The sense of precession is the same as the sense of rotation.

Answer 2

(3 - hard) Electrons have spin 1/2. This means that their wave function comes back to itself after a rotation by 4π. In the cyclotron motion, what happens to the phase after one full orbit around B in physical space: did the phase rotate by 2π or by 4π?

The rotation of the synchrotron is around a macroscopic axis, the wavefunction's 2 or 4π rotation and consequent phase is around an axis through the center of mass of the electron. The macroscopic rotation is not relevant.

If one wants to go into details there will be phases that could be modeled quantum mechanically, but no longer simple one electron states. Have a look to get at the complexity here.

Edit after comment by OP:

But in the cyclotron, the rotation of an electron around its own axis and the motion around the orbit are coupled. So the integral over the vector potential A can be taken. What is the result?

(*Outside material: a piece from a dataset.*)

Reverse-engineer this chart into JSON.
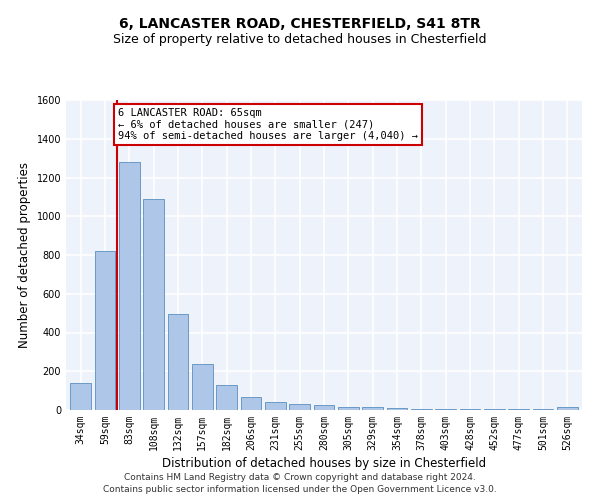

That is what I want to know.

The electron is a quantum entity, and the phase is a phase within the Ψ wavefunction of the electron, which is a function of (x,y,z,t) and the energy momentum of the fourvector of the electron. In the probability distribution which is the complex conjugate squared of the wavefunction there are no phases. Phases have a measurable effect only in interference terms, otherwise they are irrelevant specialized experiments have to be designed to "measure" the phase.

Answer 3

... in spin up state ... the spin points always away from the axis above the rotation plane, and for spin down it always points away below the rotation plane? (Assuming "above" is where the magnetic field B points to.)

The direction of the spin up and down has two meanings, which is unfortunately sometimes not distinguished.

1. In atoms two electrons couldn’t be identical in all quantum numbers. From Wikipedia:

   if two electrons reside in the same orbital, and if their n, ℓ, and mℓ values are the same, then their $m_s$ (spin quantum number) must be different, and thus the electrons must have opposite half-integer spins of 1/2 and −1/2.

   This statement is misleading. The spin of the electron is always 1/2. But the orientation of the magnetic dipole moments of two electrons with identical n, ℓ, and mℓ must be different. The two electrons are anti-aligned and this is expressed as up and down.

2. Spin and magnetic dipol moment of a subatomic particle are clearly coupled. Let as assume that for the electron - by arbitrary definition - the spin points into the direction of the north pole of its magnetic dipole moment and we may call this spin up or 1/2 spin. Then for the positron as well as for the proton the spin points in the opposite direction to the north pole and call then this spin down or to distinguish it -1/2 spin.

The magnetic dipole moment and the related spin of the subatomic particles are intrinsic (existing under all circumstances) properties and this is the reason that Larmor precession and Lorentz force are observable and the magnetic dipole moment is asssociated with a spin.

Comming back to your statement above, the magnetic dipole moment of all the electrons gets aligned by the external magnetic field and the spin of all the electrons always points in the same direction to the external magnetic field. (For the positron, their magnetic dipole moment gets aligned in the same manner as for electrons, but the spin points in the opposite to the electrons direction. The manifestation for this is the Lorentz force, which directions are opposite for electron and positron.)

Electrons have spin 1/2. This means that their wave function comes back to itself after a rotation by 4π. In the cyclotron motion, what happens to the wave function phase after one full orbit around B in physical space: did the phase rotate by 2π or by 4π, or by another value?

Due to Wikipedia a spin 1/2 particle is imaginable as follows:

A single point in space can spin continuously without becoming tangled. Notice that after a 360-degree rotation, the spiral flips between clockwise and counterclockwise orientations. It returns to its original configuration after spinning a full 720 degrees.

What has the imagination, of how a half spin could be visualized, to do with the behavior of a moving electron in a magnetic field? Does the trajectory of the electron changes after one or two revolutions in the cyclotron? The answer has to be clearly no. So the phase stays unremained.